Politics & Policy

Walking the Walk

Will Democrats keep their promises on spending reform?

As many Republicans and free-market conservatives lament the 2006 midterm-election sweep, it must be noted that the first day of the new House Democratic majority holds a potentially surprising and ironic silver lining for supporters of fiscal restraint and fundamental pork-barrel-earmark reform. That’s because on January 3, the new Democratic leadership will either enact the strong earmark reforms they called for two months ago, or they will be immediately exposed as purveyors of breathtaking hypocrisy.

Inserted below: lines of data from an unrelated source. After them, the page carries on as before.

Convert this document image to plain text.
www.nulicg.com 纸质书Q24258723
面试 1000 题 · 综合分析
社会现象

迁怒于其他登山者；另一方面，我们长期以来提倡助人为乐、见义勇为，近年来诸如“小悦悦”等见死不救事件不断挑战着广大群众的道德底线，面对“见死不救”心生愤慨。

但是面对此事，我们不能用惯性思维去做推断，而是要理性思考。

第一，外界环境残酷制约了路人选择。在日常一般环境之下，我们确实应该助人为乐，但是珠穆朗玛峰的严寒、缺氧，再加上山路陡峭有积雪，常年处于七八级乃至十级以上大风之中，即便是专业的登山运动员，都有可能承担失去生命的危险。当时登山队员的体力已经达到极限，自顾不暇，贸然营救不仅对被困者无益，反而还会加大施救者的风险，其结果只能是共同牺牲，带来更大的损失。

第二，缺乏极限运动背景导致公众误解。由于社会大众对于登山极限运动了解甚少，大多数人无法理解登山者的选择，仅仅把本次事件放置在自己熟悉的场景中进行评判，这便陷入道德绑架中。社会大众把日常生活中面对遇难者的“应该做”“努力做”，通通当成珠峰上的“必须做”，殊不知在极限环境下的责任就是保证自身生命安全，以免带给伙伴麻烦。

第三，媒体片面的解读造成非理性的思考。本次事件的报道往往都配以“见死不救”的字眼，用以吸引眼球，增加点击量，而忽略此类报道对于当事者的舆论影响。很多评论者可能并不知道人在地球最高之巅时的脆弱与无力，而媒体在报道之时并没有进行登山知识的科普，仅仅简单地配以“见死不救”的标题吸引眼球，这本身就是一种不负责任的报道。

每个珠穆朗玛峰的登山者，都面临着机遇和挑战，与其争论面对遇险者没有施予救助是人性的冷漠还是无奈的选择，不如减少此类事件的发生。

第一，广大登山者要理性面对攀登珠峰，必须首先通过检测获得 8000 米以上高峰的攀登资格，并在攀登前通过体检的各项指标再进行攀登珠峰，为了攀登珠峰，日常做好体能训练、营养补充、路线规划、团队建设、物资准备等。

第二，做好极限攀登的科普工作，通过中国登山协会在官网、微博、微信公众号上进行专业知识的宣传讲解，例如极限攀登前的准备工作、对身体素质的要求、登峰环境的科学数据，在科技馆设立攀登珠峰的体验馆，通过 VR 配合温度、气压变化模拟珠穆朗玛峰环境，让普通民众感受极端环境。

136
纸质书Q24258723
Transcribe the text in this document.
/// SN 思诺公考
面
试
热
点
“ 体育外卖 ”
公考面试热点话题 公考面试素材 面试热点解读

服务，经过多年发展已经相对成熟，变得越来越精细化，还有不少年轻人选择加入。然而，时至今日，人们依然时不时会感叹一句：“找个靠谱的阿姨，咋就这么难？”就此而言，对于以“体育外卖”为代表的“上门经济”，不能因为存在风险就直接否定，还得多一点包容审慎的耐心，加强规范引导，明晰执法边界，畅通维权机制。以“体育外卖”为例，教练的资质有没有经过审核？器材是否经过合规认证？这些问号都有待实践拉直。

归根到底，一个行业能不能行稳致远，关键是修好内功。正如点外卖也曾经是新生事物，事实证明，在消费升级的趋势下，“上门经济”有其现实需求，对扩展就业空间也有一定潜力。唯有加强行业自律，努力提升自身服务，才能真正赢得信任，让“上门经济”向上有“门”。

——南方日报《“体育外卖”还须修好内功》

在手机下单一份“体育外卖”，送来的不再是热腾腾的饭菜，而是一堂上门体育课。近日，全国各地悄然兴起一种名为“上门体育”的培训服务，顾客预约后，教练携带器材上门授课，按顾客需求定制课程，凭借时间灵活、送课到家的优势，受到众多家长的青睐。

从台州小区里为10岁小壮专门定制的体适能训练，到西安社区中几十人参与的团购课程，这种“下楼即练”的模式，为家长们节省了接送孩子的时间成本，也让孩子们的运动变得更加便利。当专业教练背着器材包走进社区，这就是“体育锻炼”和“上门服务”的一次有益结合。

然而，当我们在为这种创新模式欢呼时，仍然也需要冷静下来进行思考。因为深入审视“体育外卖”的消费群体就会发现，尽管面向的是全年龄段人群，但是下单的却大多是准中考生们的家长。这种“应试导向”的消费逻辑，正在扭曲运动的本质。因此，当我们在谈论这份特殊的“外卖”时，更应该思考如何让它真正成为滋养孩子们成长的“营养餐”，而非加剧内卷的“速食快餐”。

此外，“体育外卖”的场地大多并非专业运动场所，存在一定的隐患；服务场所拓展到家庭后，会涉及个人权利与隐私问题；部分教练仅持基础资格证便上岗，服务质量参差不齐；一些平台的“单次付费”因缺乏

You probably recall that in September, House Republicans pushed through a very modest internal earmark-reform rules package that requires members of Congress merely to attach their names to most earmarks. The reform was riddled with loopholes and fell far short of the comprehensive spending-reform ideals for which most taxpayer advocates had fought. While GOP House leaders admitted that their reforms were modest, due to strong opposition from members of the Appropriations Committee on both sides of the aisle, they likely represented the best set of reforms that could garner enough support to pass the House.

 

At the time, House minority leader Nancy Pelosi was quoted in various news accounts as calling the reform package a “sham” that “does not save one penny or prevent one earmark.” Pelosi also reportedly called it “just a political gimmick to make it look as if something is happening,” and promised that “Democrats are fighting for sweeping Congressional reforms to ensure that members are held to the highest ethical standards.” On numerous occasions Pelosi even said that she’d like to end earmarks completely.

 

On September 15, Congressional Quarterly paraphrased Pelosi’s spokesman as saying that the Democratic leader “would seek to enact a package with greater disclosure requirements, including both the sponsors and recipients of earmarks. It also would require lawmakers to certify that there is no financial relationship between an earmark’s author and the recipient.”

 

The package outlined by Pelosi’s spokesman in September was largely embodied by a package offered by Democratic congressmen Rahm Emanuel and Chris Van Hollen. This stronger Democratic package, which Republicans refused to schedule for an up-or-down vote, included many of the reforms we called for on our nationwide Ending Earmarks Express bus tour throughout this year: that members of Congress and their families cannot personally benefit from earmarks, that earmarks cannot be included in conference reports if they are not first included in earlier House- or Senate-passed legislation, and that members of Congress cannot secure earmarks for entities or lobbying firms that employ their family members or former staffers.

 

These are common-sense ideas that will help save taxpayers money and restore some integrity to how taxpayer dollars are spent. The big question now is whether the Democratic leaders who called for these strong pork-barrel earmark reforms in the minority will actually enact them when they become the majority. The good news for taxpayers is that we’ll be able to answer this question on the House Democrats’ very first day in the majority.

 

At the commencement of every new congressional session, the majority party has to approve a new set of internal rules that govern how the House is run. These rules will include guidelines for how pork-barrel earmarks can or cannot be sneaked into spending bills.

 

If the Democratic leaders who called for a stronger earmark-reform package in September include the reforms in their first-day rules changes, it will be a policy win for taxpayers that Republicans were either unwilling or unable to provide. And if the new Democratic leadership cynically refuses to improve on the modest reform that they recently decried as a “sham,” taxpayers will immediately know that Democrats are not serious about changing the way Washington works.

 

Either way, taxpayers have something to gain on January 3. Whether that turns out to be less wasteful and corrupt pork-barrel spending or the exposure of blatant hypocrisy in the new congressional leadership is completely up to Nancy Pelosi and her fellow Democrats. And the taxpayers will definitely be watching.

 

 Tim Phillips is president of Americans for Prosperity, which visited 37 states and drove more than 10,000 miles on the Ending Earmarks Express road tour this year.